On January 8th 2015 the Prime Minister of France Manuel Valls exclaimed: “France is not “Enslavement”, France is not Michel Michel Houellebecq!” The reasons of such a reaction to Michel Hoellebecq’s latest novel are clear. Houellebecq speaks about the surprising changes that have taken place in the French culture and traditions we have all known well. And they are predicted to happen in the near future.
Paris, 2022: street fights between extremists are setting the political climate on fire. The National front has a great number of followers and as the strongest political party wants to nominate its own candidate for president. Wishing to prevent this, the liberal bourgeois parties enter into a coalition with the moderate Islamic party. They bring their plan to life, and the first Muslim French President enters the Champs Elysees palace. Houellebecq’s realistic prognosis makes the following descriptions of the new regime, which establishes itself with no resistance in just a few months and drastically changes the whole social life, sound shocking. The Islamic brotherhood, which inherited France as some kind of bankrupt firm, does not intend to create a totalitarian regime as it has been described by Huxley and Orwell. The political changes happen without been noticed, they are democratic and legal. Schools and universities are soon all Muslim, women disappear from public places, and appropriate dress code is introduced along with polygamy. A society accepts the Islamic rules and bans in the same way as before the new quota regulations, the raising of taxes, the rules of separate garbage disposal and privatization of public services.

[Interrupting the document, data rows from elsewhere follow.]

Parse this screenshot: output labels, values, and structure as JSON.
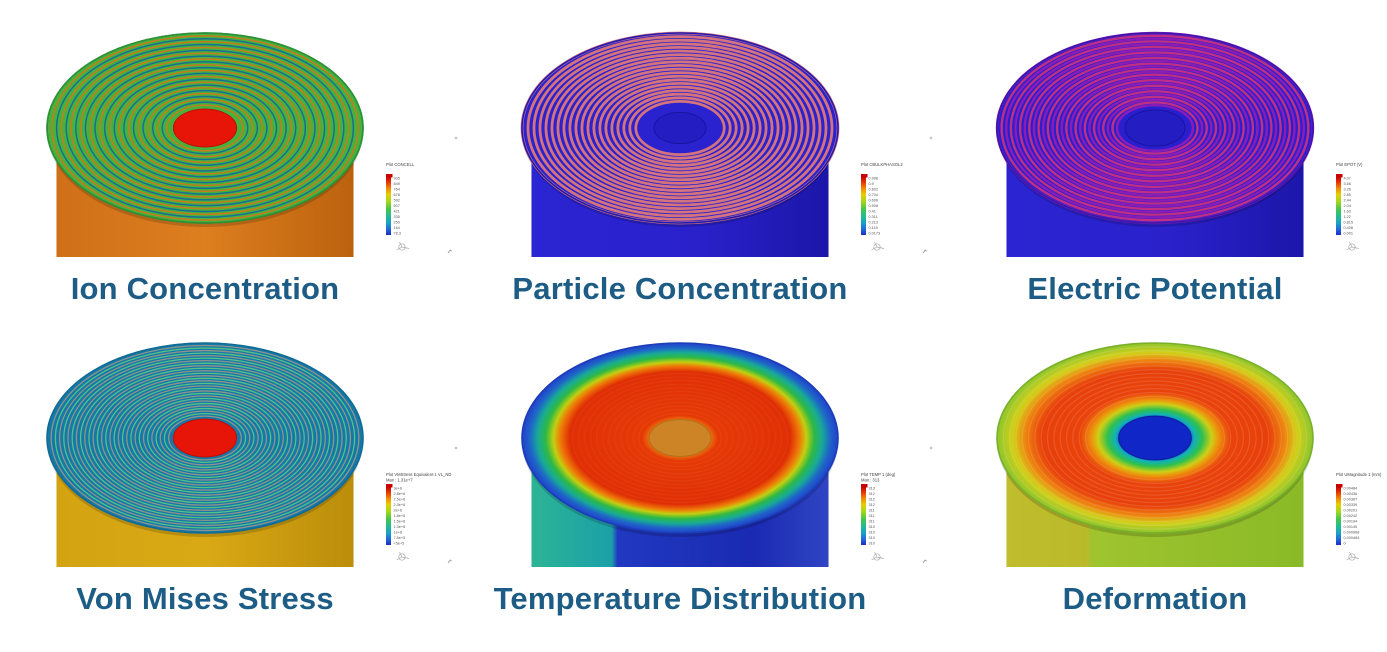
{
  "page": {
    "background": "#ffffff",
    "caption_color": "#1d5c85"
  },
  "colorbar_colors": [
    [
      0,
      "#c80000"
    ],
    [
      0.1,
      "#e83c00"
    ],
    [
      0.2,
      "#f08c00"
    ],
    [
      0.3,
      "#e8cc00"
    ],
    [
      0.42,
      "#a8d818"
    ],
    [
      0.55,
      "#48c648"
    ],
    [
      0.68,
      "#22bb92"
    ],
    [
      0.8,
      "#18a0c8"
    ],
    [
      0.9,
      "#2468d8"
    ],
    [
      1,
      "#1c2cc8"
    ]
  ],
  "panels": [
    {
      "id": "ion-concentration",
      "caption": "Ion Concentration",
      "legend": {
        "title_lines": [
          "Plot CONCELL"
        ],
        "ticks": [
          "935",
          "849",
          "764",
          "678",
          "592",
          "507",
          "421",
          "335",
          "250",
          "164",
          "78.3"
        ]
      },
      "body_stops": [
        [
          0,
          "#cf7019"
        ],
        [
          0.5,
          "#dd7e1f"
        ],
        [
          1,
          "#bc620e"
        ]
      ],
      "disc": {
        "mode": "rings",
        "base": "#45b23d",
        "rim": "#2e9230",
        "rings": {
          "count": 26,
          "inner": 0.24,
          "width": 1.5,
          "colors": [
            "#1a6e96",
            "#c87a1e"
          ]
        },
        "center": {
          "ratio": 0.2,
          "fill": "#e61507",
          "stroke": "#c01005"
        }
      }
    },
    {
      "id": "particle-concentration",
      "caption": "Particle Concentration",
      "legend": {
        "title_lines": [
          "Plot CBULKPHASOL2"
        ],
        "ticks": [
          "0.998",
          "0.9",
          "0.802",
          "0.704",
          "0.606",
          "0.508",
          "0.41",
          "0.311",
          "0.213",
          "0.115",
          "0.0173"
        ]
      },
      "body_stops": [
        [
          0,
          "#2b24d2"
        ],
        [
          0.55,
          "#2a21cb"
        ],
        [
          1,
          "#1c16a8"
        ]
      ],
      "disc": {
        "mode": "rings",
        "base": "#2a22cf",
        "rim": "#231bb0",
        "rings": {
          "count": 20,
          "inner": 0.28,
          "width": 2.8,
          "colors": [
            "#d4737d"
          ]
        },
        "center": {
          "ratio": 0.165,
          "fill": "#241dc2",
          "stroke": "#1a14a0"
        }
      }
    },
    {
      "id": "electric-potential",
      "caption": "Electric Potential",
      "legend": {
        "title_lines": [
          "Plot EPOT (V)"
        ],
        "ticks": [
          "4.07",
          "3.66",
          "3.26",
          "2.85",
          "2.44",
          "2.04",
          "1.63",
          "1.22",
          "0.815",
          "0.408",
          "0.001"
        ]
      },
      "body_stops": [
        [
          0,
          "#2b24d2"
        ],
        [
          0.55,
          "#2a21cb"
        ],
        [
          1,
          "#1c16a8"
        ]
      ],
      "disc": {
        "mode": "rings",
        "base": "#2a1fce",
        "rim": "#3a16ae",
        "rings": {
          "count": 27,
          "inner": 0.24,
          "width": 2.4,
          "colors": [
            "#8c1cb6",
            "#bf2f84"
          ]
        },
        "center": {
          "ratio": 0.19,
          "fill": "#241dc2",
          "stroke": "#1a14a0"
        }
      }
    },
    {
      "id": "von-mises-stress",
      "caption": "Von Mises Stress",
      "legend": {
        "title_lines": [
          "Plot VMStress Equivalent 1 VL_ND",
          "Max : 1.31e+7"
        ],
        "ticks": [
          "3e+6",
          "2.8e+6",
          "2.5e+6",
          "2.3e+6",
          "2e+6",
          "1.8e+6",
          "1.5e+6",
          "1.3e+6",
          "1e+6",
          "7.5e+5",
          "<5e+5"
        ]
      },
      "body_stops": [
        [
          0,
          "#d4a312"
        ],
        [
          0.5,
          "#d9a915"
        ],
        [
          1,
          "#bb8d0a"
        ]
      ],
      "disc": {
        "mode": "rings",
        "base": "#1478a8",
        "rim": "#0f6a96",
        "rings": {
          "count": 30,
          "inner": 0.23,
          "width": 1.3,
          "colors": [
            "#55c186",
            "#90948a"
          ]
        },
        "center": {
          "ratio": 0.2,
          "fill": "#e61507",
          "stroke": "#c01005"
        }
      }
    },
    {
      "id": "temperature-distribution",
      "caption": "Temperature Distribution",
      "legend": {
        "title_lines": [
          "Plot TEMP 1 (deg)",
          "Max : 313"
        ],
        "ticks": [
          "313",
          "312",
          "312",
          "312",
          "311",
          "311",
          "311",
          "310",
          "310",
          "310",
          "310"
        ]
      },
      "body_stops": [
        [
          0,
          "#2db495"
        ],
        [
          0.27,
          "#1ba0a8"
        ],
        [
          0.29,
          "#2138c0"
        ],
        [
          0.75,
          "#1a2ab2"
        ],
        [
          1,
          "#2f45c4"
        ]
      ],
      "disc": {
        "mode": "gradient",
        "rim": "#1c3db8",
        "stops": [
          [
            0,
            "#e98d12"
          ],
          [
            0.17,
            "#e98d12"
          ],
          [
            0.24,
            "#e63a06"
          ],
          [
            0.7,
            "#e02f05"
          ],
          [
            0.76,
            "#ee7d08"
          ],
          [
            0.8,
            "#c3cf10"
          ],
          [
            0.85,
            "#2eb944"
          ],
          [
            0.9,
            "#18ab96"
          ],
          [
            0.95,
            "#1e66c8"
          ],
          [
            1,
            "#2240cc"
          ]
        ],
        "overlay_rings": {
          "count": 12,
          "from": 0.26,
          "to": 0.68,
          "color": "rgba(255,255,255,0.05)",
          "width": 1
        },
        "center": {
          "ratio": 0.195,
          "fill": "#cd8427",
          "stroke": "#b2701e"
        }
      }
    },
    {
      "id": "deformation",
      "caption": "Deformation",
      "legend": {
        "title_lines": [
          "Plot UMagnitude 1 (mm)"
        ],
        "ticks": [
          "0.00484",
          "0.00436",
          "0.00387",
          "0.00339",
          "0.00291",
          "0.00242",
          "0.00194",
          "0.00145",
          "0.000968",
          "0.000484",
          "0"
        ]
      },
      "body_stops": [
        [
          0,
          "#c0bd2e"
        ],
        [
          0.27,
          "#b9ba2a"
        ],
        [
          0.29,
          "#9fc42e"
        ],
        [
          1,
          "#8aba28"
        ]
      ],
      "disc": {
        "mode": "gradient",
        "rim": "#7ab02a",
        "stops": [
          [
            0,
            "#1126c7"
          ],
          [
            0.2,
            "#1126c7"
          ],
          [
            0.25,
            "#12b2b8"
          ],
          [
            0.3,
            "#2ec04e"
          ],
          [
            0.36,
            "#cfcf15"
          ],
          [
            0.41,
            "#ef8b0c"
          ],
          [
            0.48,
            "#e9420b"
          ],
          [
            0.72,
            "#e8400a"
          ],
          [
            0.82,
            "#ee830f"
          ],
          [
            0.9,
            "#d3cf18"
          ],
          [
            1,
            "#8cc62e"
          ]
        ],
        "overlay_rings": {
          "count": 14,
          "from": 0.44,
          "to": 0.96,
          "color": "rgba(255,255,255,0.12)",
          "width": 1.2
        },
        "center": {
          "ratio": 0.23,
          "fill": "#1126c7",
          "stroke": "#0c1c9c"
        }
      }
    }
  ]
}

"My novel is deeply contradictory, it can be read as a story of despair or a story of hope." This angry political thriller by Houellebecq is not addressed against Islam, he is just portraying the disintegration of the western culture. This decay is the result of the gradual destruction of many collective relationships and that world in which the idea of Ego predominated and eventually led to economic, social and moral disaster.